Departamento de Microbiología, Facultad de Medicina, Universidad de Buenos Aires, 1121 Buenos Aires, Argentina.
Glycobiology. 2010 Aug;20(8):982-90. doi: 10.1093/glycob/cwq056. Epub 2010 Apr 7.

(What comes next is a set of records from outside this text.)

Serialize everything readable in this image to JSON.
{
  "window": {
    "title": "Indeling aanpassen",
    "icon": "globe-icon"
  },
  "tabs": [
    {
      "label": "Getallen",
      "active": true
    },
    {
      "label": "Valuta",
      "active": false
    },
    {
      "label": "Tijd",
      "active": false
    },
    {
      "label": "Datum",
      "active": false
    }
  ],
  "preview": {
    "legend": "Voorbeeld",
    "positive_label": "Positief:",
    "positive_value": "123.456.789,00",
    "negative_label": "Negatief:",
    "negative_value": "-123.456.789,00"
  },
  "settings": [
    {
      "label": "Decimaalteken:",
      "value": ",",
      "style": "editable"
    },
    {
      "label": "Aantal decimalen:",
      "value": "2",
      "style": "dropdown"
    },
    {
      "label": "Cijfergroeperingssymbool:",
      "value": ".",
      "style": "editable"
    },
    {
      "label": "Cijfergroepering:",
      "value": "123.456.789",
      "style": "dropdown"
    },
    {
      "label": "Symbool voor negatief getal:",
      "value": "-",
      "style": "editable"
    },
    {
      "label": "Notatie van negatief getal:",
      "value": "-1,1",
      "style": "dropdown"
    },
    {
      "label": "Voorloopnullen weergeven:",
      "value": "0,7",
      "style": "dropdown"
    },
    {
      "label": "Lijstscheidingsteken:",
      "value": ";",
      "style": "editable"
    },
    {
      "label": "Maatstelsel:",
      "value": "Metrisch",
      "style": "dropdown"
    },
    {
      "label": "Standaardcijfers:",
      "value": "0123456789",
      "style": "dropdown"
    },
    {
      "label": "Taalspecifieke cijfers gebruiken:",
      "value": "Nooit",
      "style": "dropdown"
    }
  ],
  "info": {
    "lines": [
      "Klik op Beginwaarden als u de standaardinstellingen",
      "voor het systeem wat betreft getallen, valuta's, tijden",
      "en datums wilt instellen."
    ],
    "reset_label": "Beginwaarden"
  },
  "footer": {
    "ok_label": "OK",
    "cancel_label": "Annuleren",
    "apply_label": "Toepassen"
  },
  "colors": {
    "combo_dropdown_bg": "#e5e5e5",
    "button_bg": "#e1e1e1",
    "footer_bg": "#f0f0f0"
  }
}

Trypanosoma cruzi, the agent of American trypanosomiasis is unable to synthesize sialic acid (SA). Instead of using the corresponding nucleotide sugar as donor of the monosaccharide, the transfer occurs from alpha-2,3-linked SA in the host sialoglycoconjugates to terminal beta-galactopyranosyl units of the parasite mucins. For that purpose, T. cruzi expresses a glycosylphosphatidylinositol-anchored trans-sialidase (TcTS) that is shed into the milieu, being detected in the blood during the acute phase of the infection. The essential role of TcTS in infection and the absence of a similar activity in mammals make this enzyme an attractive target for the development of alternative chemotherapies. However, there is no effective inhibitor toward this enzyme. In vitro, 3'-sialyllactose (SL) as donor and radioactive lactose as acceptor substrate are widely used to measure TcTS activity. The radioactive sialylated product is then isolated by anion exchange chromatography and measured. Here we describe a new nonradioactive assay using SL or fetuin as donor and benzyl beta-d-Fuc-(1-->6)-alpha-d-GlcNAc (1) as acceptor. Disaccharide 1 was easily synthesized by regioselective glycosylation of benzyl alpha-d-GlcNAc with tetra-O-benzoyl-d-fucose followed by debenzoylation. Compound 1 lacks the hydroxyl group at C-6 of the acceptor galactose and therefore is not a substrate for galactose oxidase. Our method relies on the specific quantification of terminal galactose produced by trans-sialylation from the donor to the 6-deoxy-galactose (D-Fuc) unit of 1 by a spectrophotometric galactose oxidase assay. This method may also discriminate sialidase and trans-sialylation activities by running the assay in the absence of acceptor 1.
克氏锥虫,即恰加斯病的病原体,无法合成唾液酸 (SA)。它不以相应的核苷酸糖作为供体来转移单糖,而是将宿主唾液糖蛋白中的α-2,3 连接的 SA 转移到寄生虫粘蛋白的末端β-半乳糖吡喃基单元上。为此,T. cruzi 表达一种糖基磷脂酰肌醇锚定的转涎酶 (TcTS),它被释放到细胞外环境中,并在感染的急性期血液中被检测到。TcTS 在感染中的重要作用以及哺乳动物中没有类似的活性,使这种酶成为开发替代化学疗法的有吸引力的靶标。然而,目前还没有针对这种酶的有效抑制剂。在体外,3'-唾液酸乳糖 (SL) 作为供体和放射性乳糖作为受体底物,广泛用于测量 TcTS 活性。然后通过阴离子交换色谱法分离并测量放射性唾液酸化产物。在此,我们描述了一种使用 SL 或胎球蛋白作为供体和苄基β-D-Fuc-(1-->6)-α-D-GlcNAc (1) 作为受体的新的非放射性测定法。二糖 1 可通过苄基α-D-GlcNAc 与四-O-苯甲酰基-d-岩藻糖的区域选择性糖基化,然后脱苯甲酰基来轻松合成。化合物 1 缺乏受体半乳糖 C-6 上的羟基,因此不是半乳糖氧化酶的底物。我们的方法依赖于通过分光光度法半乳糖氧化酶测定法,从供体特异性定量转涎酶从供体转移到 1 的 6-去氧-半乳糖 (D-Fuc) 单元产生的末端半乳糖。通过在不存在受体 1 的情况下运行该测定法,该方法还可以区分唾液酸酶和转涎酶活性。